Ian is an Associate Professor at the University of Western Australia Law School where he teaches and researches in Taxation and Not-for-profit Law, with a focus on the intersection between Not-for-profit Law, Tax and Corporate Governance. He has a number of years’ experience as a law firm and in-house legal practitioner and practical experience in the regulatory and governance issues faced by not-for-profits, including as a not-for-profit board member of Street Law Centre WA (previously) and of the Charity Law Association of Australia and New Zealand. Ian is also a member of the Law Council of Australia’s Charities and Not-for-profits committee and of the NFPs UWA research group, as well as being a co-editor of Third Sector Review, along with David Gilchrist and Fiona McGaughey.
David Gilchrist has had a background in practice and the Academe. He has held senior roles in commerce, government and the Third Sector including as Assistant Auditor General in WA. He has held roles as President of WACOSS, Vice President of Relationships Australia WA, Vice President of Council on the Ageing and recently stepped down as Chair of Nulsen Disability Services.
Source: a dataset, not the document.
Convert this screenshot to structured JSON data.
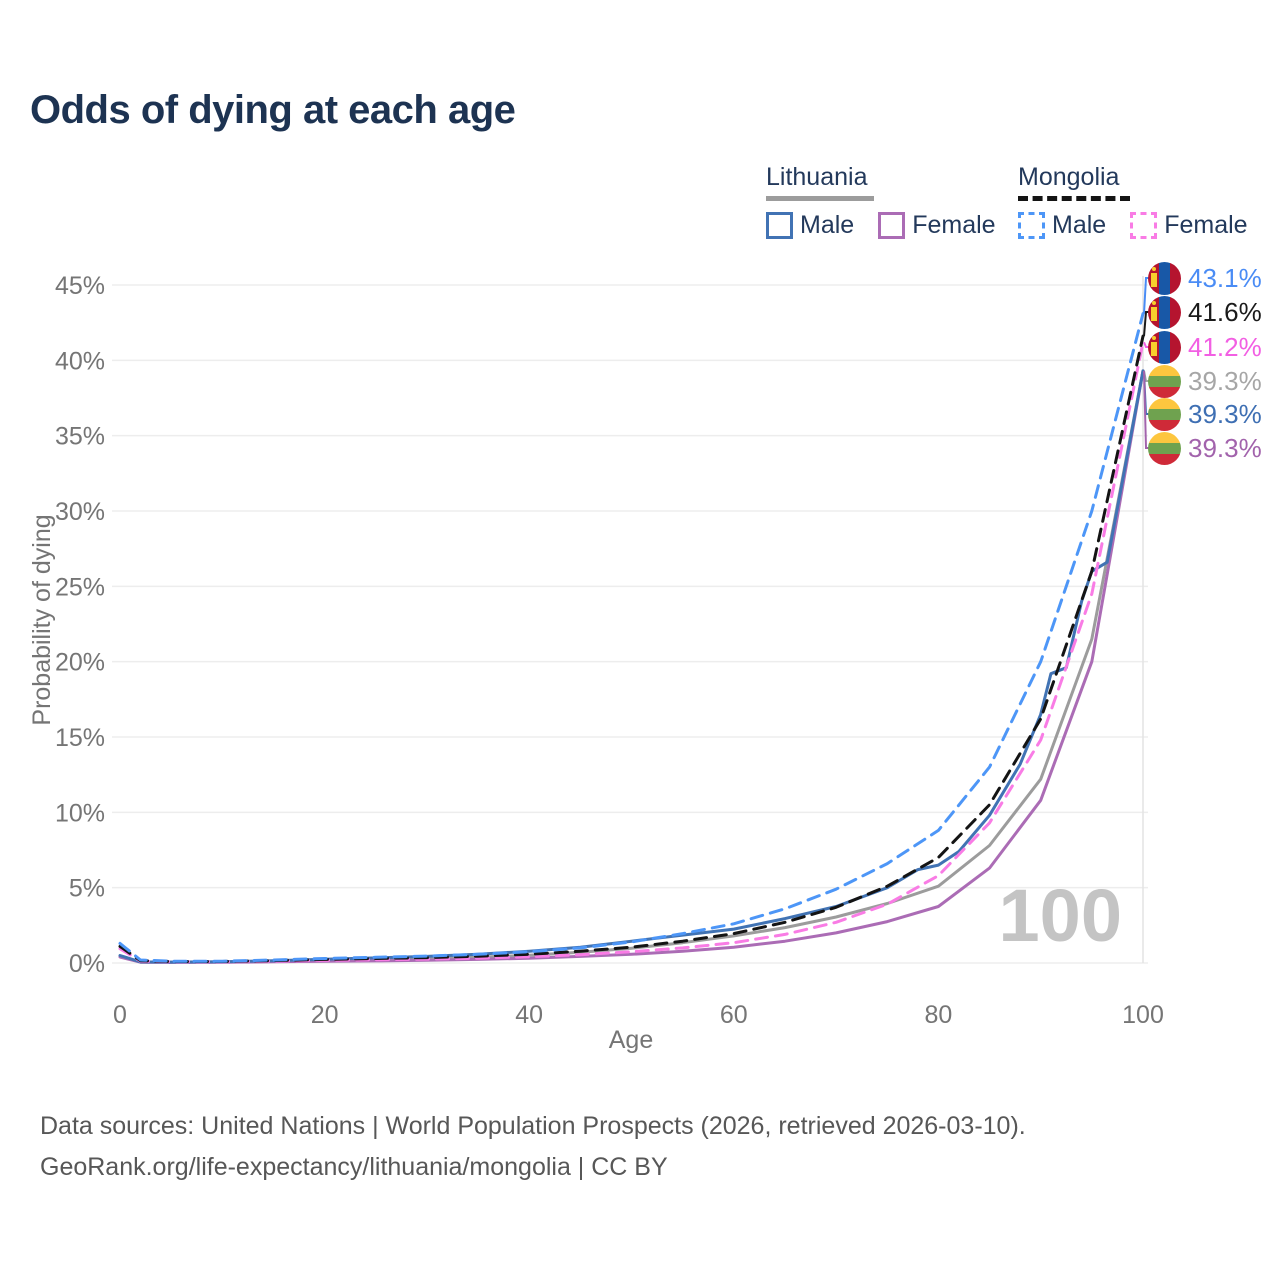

He is currently professor of accounting in the UWA Business School and co-convenor of the Not-for-profits UWA Research Group. Additional to his Not-for-profit focus, in this role David teaches and researches in public finance, auditing and economic history. He is currently co-convenor of the Australian Studies Research Network at UWA and a member of the board of the Centre for Western Australian History.
David researches in the areas of Not-for-profit sustainability, governance and policy focusing mainly on human services including the NDIS in Australia. He has written, edited or contributed to eight books focused variously on collaboration between sectors, public sector accountability and economic history amongst other things. He authored the first report on Australia’s charities in 2013 and the NDIS Costing and Pricing Framework.
David was a member of the Australian Charities and Not-for-profits Commission, and is currently a member of the Chartered Accountants Australia and New Zealand Trans-Tasman NFP Advisory Panel and the Australian Accounting Standards Board Academic Advisory Panel. He is chair of Australian Scholarships Ltd and of Primary Focus, both Not-for-profit policy organisations.